No, this is exactly the misunderstanding of precautious. We shouldn’t over apply it. We should take a lot of risks, but only the smaller ones that are not of existential threat. Actually zero the risk of existential threat. But for progress we need mistakes. A mistake can be harmful but also extremely helpful, it can have positive side effects. I call this an antifragile system that can handle randomness in a very positive way. So a lot of people say “Well, it seems technology increases from error to error and it’s luck”. No, it’s not luck. It’s positive exposure to luck.
For progress we need mistakes.
What do you think are the biggest challenges that we have to overcome today?
We have to understand reality better. We need a balance between theory and practice. For this again please take economics as an example. It’s a world on its own. In finance we learn risks practically, but economists are not practitioners. They read each other, cite each other, work in university and create their own circle. And what happens when you want to teach your children finance? They won’t learn it from a finance person who knows all these tricks for survival. They learn it from economists. So it breaks the chain of transmission of knowledge. There should be a lot more feedback between universities and practice.
Do you have an idea how the economic system should become in the future?
You know, the thing what matters is scale. What I want to convince people about is that small is beautiful. I tell them: “Find me a restaurant that has more than five hundred tables that can serve a decent meal.” Find me one, alright? So maybe it will work but it won’t last that long. I think all in all life would be local. You realize that the smaller the unit the more of a personal choice you have by picking what community you want to live in and who you want to live up to. You’d live closer to your neighbors, you will have local friends. With that you have a lot more governance because people live in a community. If you make a severe mistake, people will see you, people will notice you, so you will feel ashamed living in that community. And another important thing is to not have only a job but a profession.
So you say do something meaningful for yourself?
Exactly. The thing is you identify with your profession. You have this in Germany. You still have a huge amount of investment into your work. So you’re proud of your bread, you’re proud of your cars, you’re proud of whatever you’ve done. This to me is progress. I want the people on the planet wake up and say “I want to do something I’m proud of at the end of the day, even if it’s insignificant.”
If you consider you would have all relevant decision makers and all budget holders at one table and you could propose some initiatives to foster…

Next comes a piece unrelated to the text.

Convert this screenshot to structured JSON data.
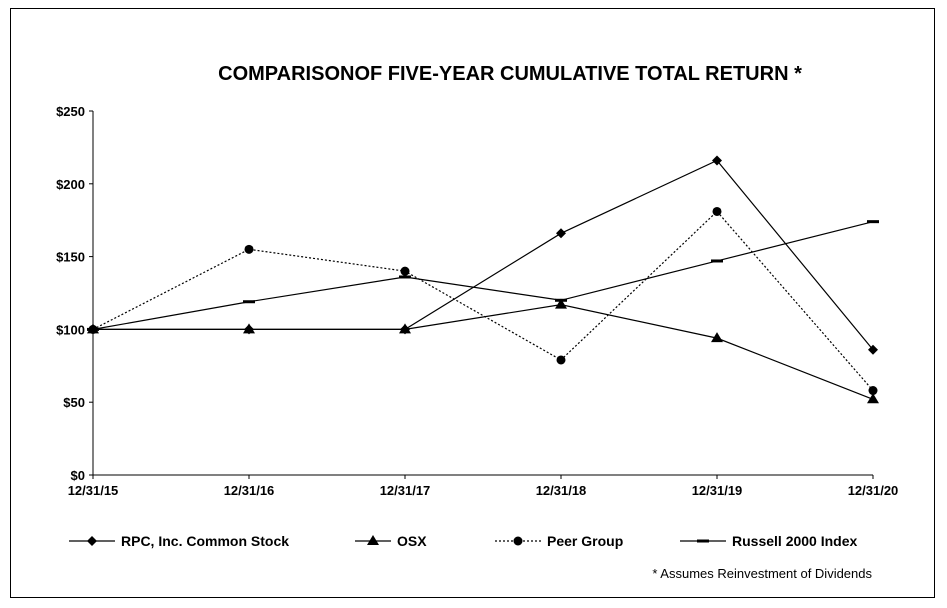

You see, I don’t like this business of big, of sitting together at a big table. My experience of these thing like TED-style NGOs is that they are more destructive. They do not have a mechanism of introspection to know if they’re helping or harming. You see, they have this self-righteous view of what they’re doing. And when you look at the record I’m not sure. And to me, if you want to help humanity, go open a bakery, make good bread, be proud of it and do small things bottom-up rather than have top-down mechanisms. I think that a good mechanism or a good system is not one that requires people to want to be saints. But a system that asks the people to do what they are made for. So if someone tells me: “I want to help humanity and solve hunger”, I tell them: “Listen. Go, you can help humanity the best by being honorable, doing your duty and contributing the smallest possible scale to the economy”.
About the interviewee: Nassim Taleb
Nassim Taleb's work focuses on uncertainty. He is a statistician and risk analyst who sees progress in taking a lot of risks but only the smaller ones. In 2007 the Professor of Risk Engineering at New York University Polytechnic School of Engineering published the book The Black Swan about unpredictable events, which spent 36 weeks on the New York Bestseller List.